Auch zwei Tage nach der Ankündigung des bisherigen SPD-Ortsvereinsvorsitzenden von Zons, Gerd Sräga, aus der Partei auszutreten, aber sein Ratsmandat zu behalten und sich der FDP-Fraktion anzuschließen, haben die Spitzen seiner ehemaligen Partei und Fraktion seine für sie überraschende Entscheidung scharf kritisiert. Von den persönlichen Enttäuschungen abgesehen, hat der Fraktionswechsel auch ganz konkrete Folgen: Die SPD verliert nicht nur eine ihrer bisher 16 Stimmen im Rat und damit den Status als stärkste Fraktion an die CDU (16), sondern auch die nach der Kommunalwahl 2014 ausgehandelte Ausschusszusammensetzung wackelt. Zwar hat Sräga seine Ausschüsse - unter anderem Umwelt- und Planung - zurückgegeben, jedoch wünscht sich die FDP mit jetzt drei statt zwei Mitgliedern eine Neubesetzung und eine bessere Sitz-Berücksichtigung: "Allerdings nicht mit aller Gewalt, sondern lieber einvernehmlich", meinte FDP-Fraktionschef Karlheinz Meyer. Noch vor der Ratssitzung am Donnerstag treten einige Fraktionen jetzt in Verhandlungen.

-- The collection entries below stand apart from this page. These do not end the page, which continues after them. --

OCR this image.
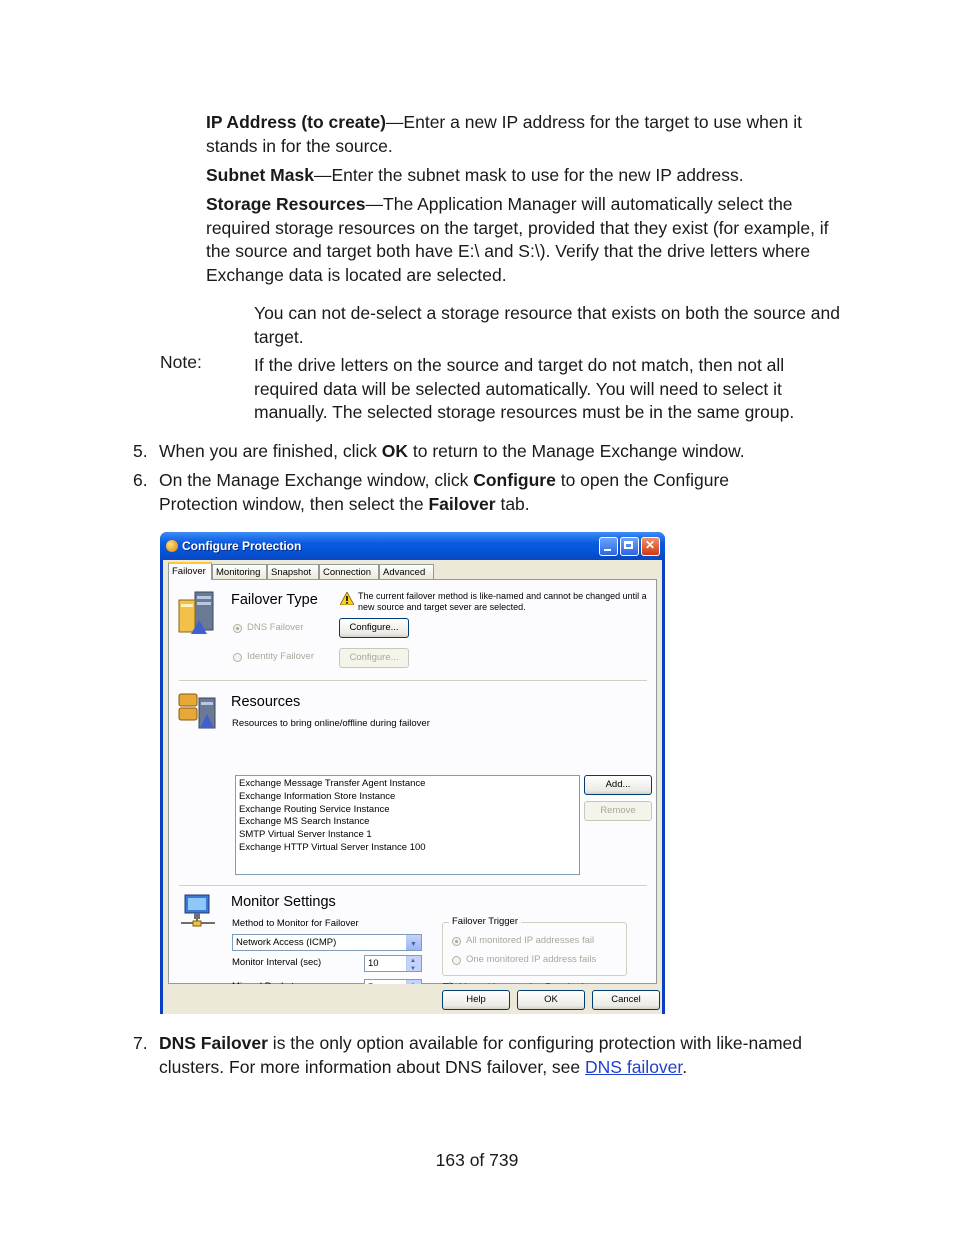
IP Address (to create)—Enter a new IP address for the target to use when it stands in for the source.
Subnet Mask—Enter the subnet mask to use for the new IP address.
Storage Resources—The Application Manager will automatically select the required storage resources on the target, provided that they exist (for example, if the source and target both have E:\ and S:\). Verify that the drive letters where Exchange data is located are selected.
Note:
You can not de-select a storage resource that exists on both the source and target.
If the drive letters on the source and target do not match, then not all required data will be selected automatically. You will need to select it manually. The selected storage resources must be in the same group.
5. When you are finished, click OK to return to the Manage Exchange window.
6. On the Manage Exchange window, click Configure to open the Configure Protection window, then select the Failover tab.
Configure Protection
✕
Failover	Monitoring	Snapshot	Connection	Advanced
Failover Type	The current failover method is like-named and cannot be changed until a new source and target sever are selected.
DNS Failover	Configure...
Identity Failover	Configure...
Resources
Resources to bring online/offline during failover
Exchange Message Transfer Agent Instance
Exchange Information Store Instance
Exchange Routing Service Instance
Exchange MS Search Instance
SMTP Virtual Server Instance 1
Exchange HTTP Virtual Server Instance 100
Add...
Remove
Monitor Settings
Method to Monitor for Failover
Network Access (ICMP)
▼
Monitor Interval (sec)	10
▲ ▼
▲ ▼
Failover Trigger
All monitored IP addresses fail
One monitored IP address fails
✓
Help	OK	Cancel
7. DNS Failover is the only option available for configuring protection with like-named clusters. For more information about DNS failover, see DNS failover.
163 of 739
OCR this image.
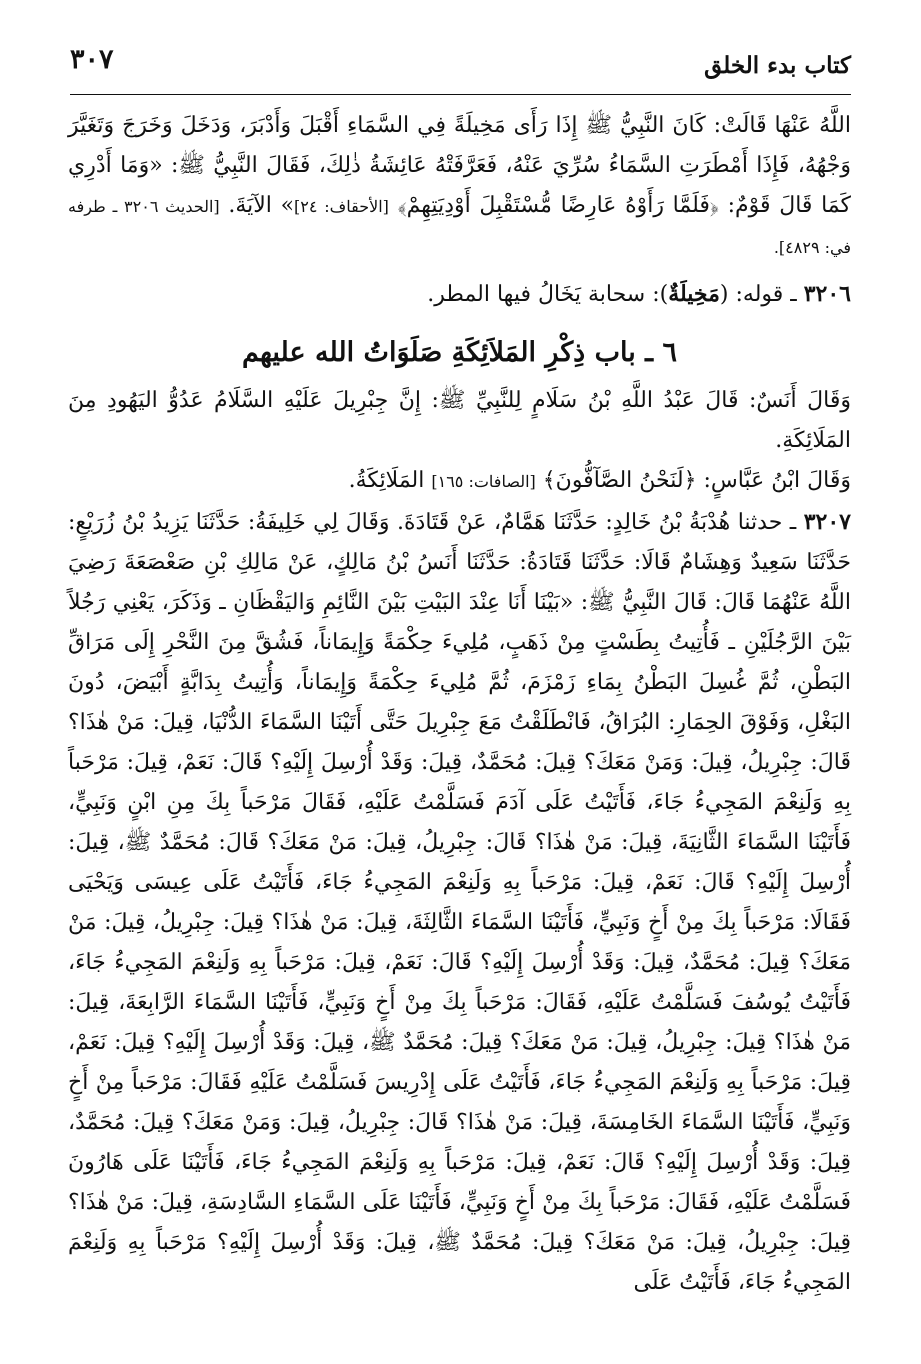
كتاب بدء الخلق
٣٠٧

اللَّهُ عَنْهَا قَالَتْ: كَانَ النَّبِيُّ ﷺ إِذَا رَأَى مَخِيلَةً فِي السَّمَاءِ أَقْبَلَ وَأَدْبَرَ، وَدَخَلَ وَخَرَجَ وَتَغَيَّرَ وَجْهُهُ، فَإِذَا أَمْطَرَتِ السَّمَاءُ سُرِّيَ عَنْهُ، فَعَرَّفَتْهُ عَائِشَةُ ذٰلِكَ، فَقَالَ النَّبِيُّ ﷺ: «وَمَا أَدْرِي كَمَا قَالَ قَوْمٌ: ﴿فَلَمَّا رَأَوْهُ عَارِضًا مُّسْتَقْبِلَ أَوْدِيَتِهِمْ﴾ [الأحقاف: ٢٤]» الآيَةَ. [الحديث ٣٢٠٦ ـ طرفه في: ٤٨٢٩].

٣٢٠٦ ـ قوله: (مَخِيلَةٌ): سحابة يَخَالُ فيها المطر.

٦ ـ باب ذِكْرِ المَلاَئِكَةِ صَلَوَاتُ الله عليهم

وَقَالَ أَنَسٌ: قَالَ عَبْدُ اللَّهِ بْنُ سَلَامٍ لِلنَّبِيِّ ﷺ: إِنَّ جِبْرِيلَ عَلَيْهِ السَّلَامُ عَدُوُّ اليَهُودِ مِنَ المَلَائِكَةِ.

وَقَالَ ابْنُ عَبَّاسٍ: ﴿لَنَحْنُ الصَّآفُّونَ﴾ [الصافات: ١٦٥] المَلَائِكَةُ.

٣٢٠٧ ـ حدثنا هُدْبَةُ بْنُ خَالِدٍ: حَدَّثَنَا هَمَّامٌ، عَنْ قَتَادَةَ. وَقَالَ لِي خَلِيفَةُ: حَدَّثَنَا يَزِيدُ بْنُ زُرَيْعٍ: حَدَّثَنَا سَعِيدٌ وَهِشَامٌ قَالَا: حَدَّثَنَا قَتَادَةُ: حَدَّثَنَا أَنَسُ بْنُ مَالِكٍ، عَنْ مَالِكِ بْنِ صَعْصَعَةَ رَضِيَ اللَّهُ عَنْهُمَا قَالَ: قَالَ النَّبِيُّ ﷺ: «بَيْنَا أَنَا عِنْدَ البَيْتِ بَيْنَ النَّائِمِ وَاليَقْظَانِ ـ وَذَكَرَ، يَعْنِي رَجُلاً بَيْنَ الرَّجُلَيْنِ ـ فَأُتِيتُ بِطَسْتٍ مِنْ ذَهَبٍ، مُلِيءَ حِكْمَةً وَإِيمَاناً، فَشُقَّ مِنَ النَّحْرِ إِلَى مَرَاقِّ البَطْنِ، ثُمَّ غُسِلَ البَطْنُ بِمَاءِ زَمْزَمَ، ثُمَّ مُلِيءَ حِكْمَةً وَإِيمَاناً، وَأُتِيتُ بِدَابَّةٍ أَبْيَضَ، دُونَ البَغْلِ، وَفَوْقَ الحِمَارِ: البُرَاقُ، فَانْطَلَقْتُ مَعَ جِبْرِيلَ حَتَّى أَتَيْنَا السَّمَاءَ الدُّنْيَا، قِيلَ: مَنْ هٰذَا؟ قَالَ: جِبْرِيلُ، قِيلَ: وَمَنْ مَعَكَ؟ قِيلَ: مُحَمَّدٌ، قِيلَ: وَقَدْ أُرْسِلَ إِلَيْهِ؟ قَالَ: نَعَمْ، قِيلَ: مَرْحَباً بِهِ وَلَنِعْمَ المَجِيءُ جَاءَ، فَأَتَيْتُ عَلَى آدَمَ فَسَلَّمْتُ عَلَيْهِ، فَقَالَ مَرْحَباً بِكَ مِنِ ابْنٍ وَنَبِيٍّ، فَأَتَيْنَا السَّمَاءَ الثَّانِيَةَ، قِيلَ: مَنْ هٰذَا؟ قَالَ: جِبْرِيلُ، قِيلَ: مَنْ مَعَكَ؟ قَالَ: مُحَمَّدٌ ﷺ، قِيلَ: أُرْسِلَ إِلَيْهِ؟ قَالَ: نَعَمْ، قِيلَ: مَرْحَباً بِهِ وَلَنِعْمَ المَجِيءُ جَاءَ، فَأَتَيْتُ عَلَى عِيسَى وَيَحْيَى فَقَالَا: مَرْحَباً بِكَ مِنْ أَخٍ وَنَبِيٍّ، فَأَتَيْنَا السَّمَاءَ الثَّالِثَةَ، قِيلَ: مَنْ هٰذَا؟ قِيلَ: جِبْرِيلُ، قِيلَ: مَنْ مَعَكَ؟ قِيلَ: مُحَمَّدٌ، قِيلَ: وَقَدْ أُرْسِلَ إِلَيْهِ؟ قَالَ: نَعَمْ، قِيلَ: مَرْحَباً بِهِ وَلَنِعْمَ المَجِيءُ جَاءَ، فَأَتَيْتُ يُوسُفَ فَسَلَّمْتُ عَلَيْهِ، فَقَالَ: مَرْحَباً بِكَ مِنْ أَخٍ وَنَبِيٍّ، فَأَتَيْنَا السَّمَاءَ الرَّابِعَةَ، قِيلَ: مَنْ هٰذَا؟ قِيلَ: جِبْرِيلُ، قِيلَ: مَنْ مَعَكَ؟ قِيلَ: مُحَمَّدٌ ﷺ، قِيلَ: وَقَدْ أُرْسِلَ إِلَيْهِ؟ قِيلَ: نَعَمْ، قِيلَ: مَرْحَباً بِهِ وَلَنِعْمَ المَجِيءُ جَاءَ، فَأَتَيْتُ عَلَى إِدْرِيسَ فَسَلَّمْتُ عَلَيْهِ فَقَالَ: مَرْحَباً مِنْ أَخٍ وَنَبِيٍّ، فَأَتَيْنَا السَّمَاءَ الخَامِسَةَ، قِيلَ: مَنْ هٰذَا؟ قَالَ: جِبْرِيلُ، قِيلَ: وَمَنْ مَعَكَ؟ قِيلَ: مُحَمَّدٌ، قِيلَ: وَقَدْ أُرْسِلَ إِلَيْهِ؟ قَالَ: نَعَمْ، قِيلَ: مَرْحَباً بِهِ وَلَنِعْمَ المَجِيءُ جَاءَ، فَأَتَيْنَا عَلَى هَارُونَ فَسَلَّمْتُ عَلَيْهِ، فَقَالَ: مَرْحَباً بِكَ مِنْ أَخٍ وَنَبِيٍّ، فَأَتَيْنَا عَلَى السَّمَاءِ السَّادِسَةِ، قِيلَ: مَنْ هٰذَا؟ قِيلَ: جِبْرِيلُ، قِيلَ: مَنْ مَعَكَ؟ قِيلَ: مُحَمَّدٌ ﷺ، قِيلَ: وَقَدْ أُرْسِلَ إِلَيْهِ؟ مَرْحَباً بِهِ وَلَنِعْمَ المَجِيءُ جَاءَ، فَأَتَيْتُ عَلَى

"Der Rücktritt von den Ausschusssitzen gehört sich so", sagte Gerd Sräga (58) gestern. Und um mit seinem Fraktions-Wechsel nicht die Landratswahl zu beeinflussen, habe er eigens bis Sonntag mit seiner Ankündigung gewartet. Der Kontakt zur FDP habe "sich einfach ergeben", mit der Zeit habe er gemerkt, dass er sich dort "besser aufgehoben" fühle. Der Unternehmer Sräga bemüht den Vergleich mit einer Ehe: "Wie in einer Ehe kann es passieren, dass ein Partner sich zum Gehen entscheidet, das geht dann leider nicht ohne Schaden, und der Verlassene ist gekränkt." Ein Grund sei gewesen, dass Sräga sein Wahlversprechen, gegen das für ihn nicht denkmalgerechte Kreisarchiv zu sein, nicht mehr erfüllt sah.

SPD-Fraktionsvorsitzender Bernhard Schmitt sagte: "Wir haben als Fraktion seine abweichende Meinung zum Neubau des Kreisarchivs immer akzeptiert. Einen Fraktionszwang gab es nicht, er hat im Planungsausschuss gegen das Vorhaben gestimmt. Als Ratsmitglied muss man aber auch akzeptieren, dass man der Fraktion seine Meinung nicht aufzwingen kann." Schmitt kritisierte die Ratsmandat-Mitnahme: "Gerd Sräga scheint vergessen zu haben, dass die Menschen in Zons ihn als Vertreter der Politik der SPD gewählt haben. Durch seine Entscheidung, sich der FDP anzuschließen, missachtet er bewusst den Wählerwillen." Das zeige ein merkwürdiges Demokratieverständnis. SPD-Stadtverbands-Chef Carsten Müller sagte gestern: "Gerd Sräga hat mich ohne Angabe von Gründen per E-Mail über seinen Parteiaustritt informiert."